失恋したはずなのに、エリート警察官僚の再会執愛が止まりません
 拓実には昔から心配をかけてきた。遊ばれているだけだからやめておけと言われたのに、拓実の言葉を聞き流していた結果、まんまと失恋。

 あのときも散々泣いて迷惑をかけたから、また不毛な恋愛を繰り返さなきゃいいと、私を案じてくれているのだろう。
 もしかしたら、また慰めるのは面倒だと思っているだけかもしれないが。

「やめた方がいいって思う?」
『そんだけ何年も好きなら、また振られるまで頑張ってみればいいじゃねぇの? もう止めねぇよ』
「へぇ、意外。拓実にしては優しいね。『バカか、お前は。また遊ばれるだけだぞ』とか言われると思ってた」
『本音ではそう言いたいけど』
「やっぱり」

 私はくすくすと声を立てて笑った。

『でも、遊ばれてたとしても、気持ちは変わらないんだろ? ま、こっぴどく振られたら、また俺が慰めてやる』
「ふふ、そのときはよろしくね。そうならないように頑張る」
『おぅ、そうしろ。……つか、お前らがくっついてくれないと、俺も諦めきれないしな』

 後半が耳に届かず聞き返すと、なんでもないと返された。

『さっきのストーカーの話だけど、本当に気をつけろよ。しばらくはあいつが一緒にいるにしても、引っ越し先は早めに探した方がいい』
「うん、わかってる」
『なにかあったら連絡しろ。たまには俺を頼れ。気が向いたら助けてやる』

 ふてくされたような声で言われて、優しいのに素直じゃない拓実に笑みが漏れる。何年経ってもそういうところが変わっていない。

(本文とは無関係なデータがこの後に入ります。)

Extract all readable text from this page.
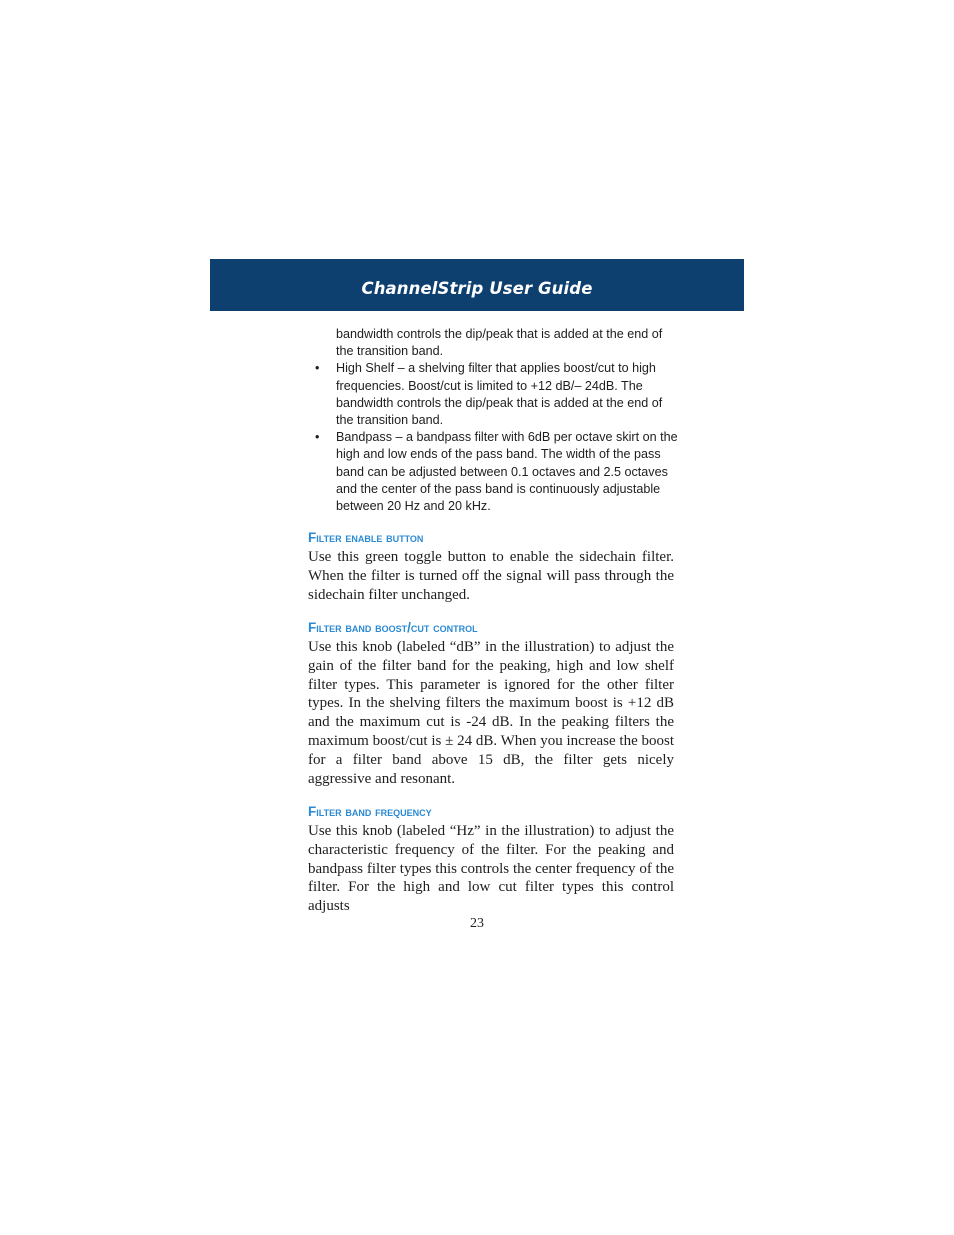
ChannelStrip User Guide

bandwidth controls the dip/peak that is added at the end of the transition band.

• High Shelf – a shelving filter that applies boost/cut to high frequencies. Boost/cut is limited to +12 dB/– 24dB. The bandwidth controls the dip/peak that is added at the end of the transition band.
• Bandpass – a bandpass filter with 6dB per octave skirt on the high and low ends of the pass band. The width of the pass band can be adjusted between 0.1 octaves and 2.5 octaves and the center of the pass band is continuously adjustable between 20 Hz and 20 kHz.

Filter enable button

Use this green toggle button to enable the sidechain filter. When the filter is turned off the signal will pass through the sidechain filter unchanged.

Filter band boost/cut control

Use this knob (labeled “dB” in the illustration) to adjust the gain of the filter band for the peaking, high and low shelf filter types. This parameter is ignored for the other filter types. In the shelving filters the maximum boost is +12 dB and the maximum cut is -24 dB. In the peaking filters the maximum boost/cut is ± 24 dB. When you increase the boost for a filter band above 15 dB, the filter gets nicely aggressive and resonant.

Filter band frequency

Use this knob (labeled “Hz” in the illustration) to adjust the characteristic frequency of the filter. For the peaking and bandpass filter types this controls the center frequency of the filter. For the high and low cut filter types this control adjusts

23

「ありがと。友だちの心配ばっかりしてるから、拓実にはいつまで経っても彼女ができないのかなぁ。もう金髪じゃなくなったし、こんなに優しいのにねぇ」
『あ~もう、うるせぇ。初恋を引きずってるお前にだけは言われたくないわ!』
「あははっ、そう?」
『ストーカーの件が解決しててもしてなくても、来月辺りに一度会おうぜ。送り迎えは俺がしてやるから。それならいいだろ?』
「いや、でも悪いよ」
『頼れってさっきから言ってんだろ。わからない奴だな』
「えぇ、だって拓実の家からじゃ遠いでしょ」
『遠かろうが、お前になにかあって後悔するよりマシだ』
「……こんないい奴なのにどうして拓実に恋人ができないのか、ほんと疑問」
『だからうるせぇ。予定わかったら連絡しろよ? じゃあな』

 そう言って拓実からの電話は切れた。
 たしかに早めに引っ越し先は探した方がいいのだが。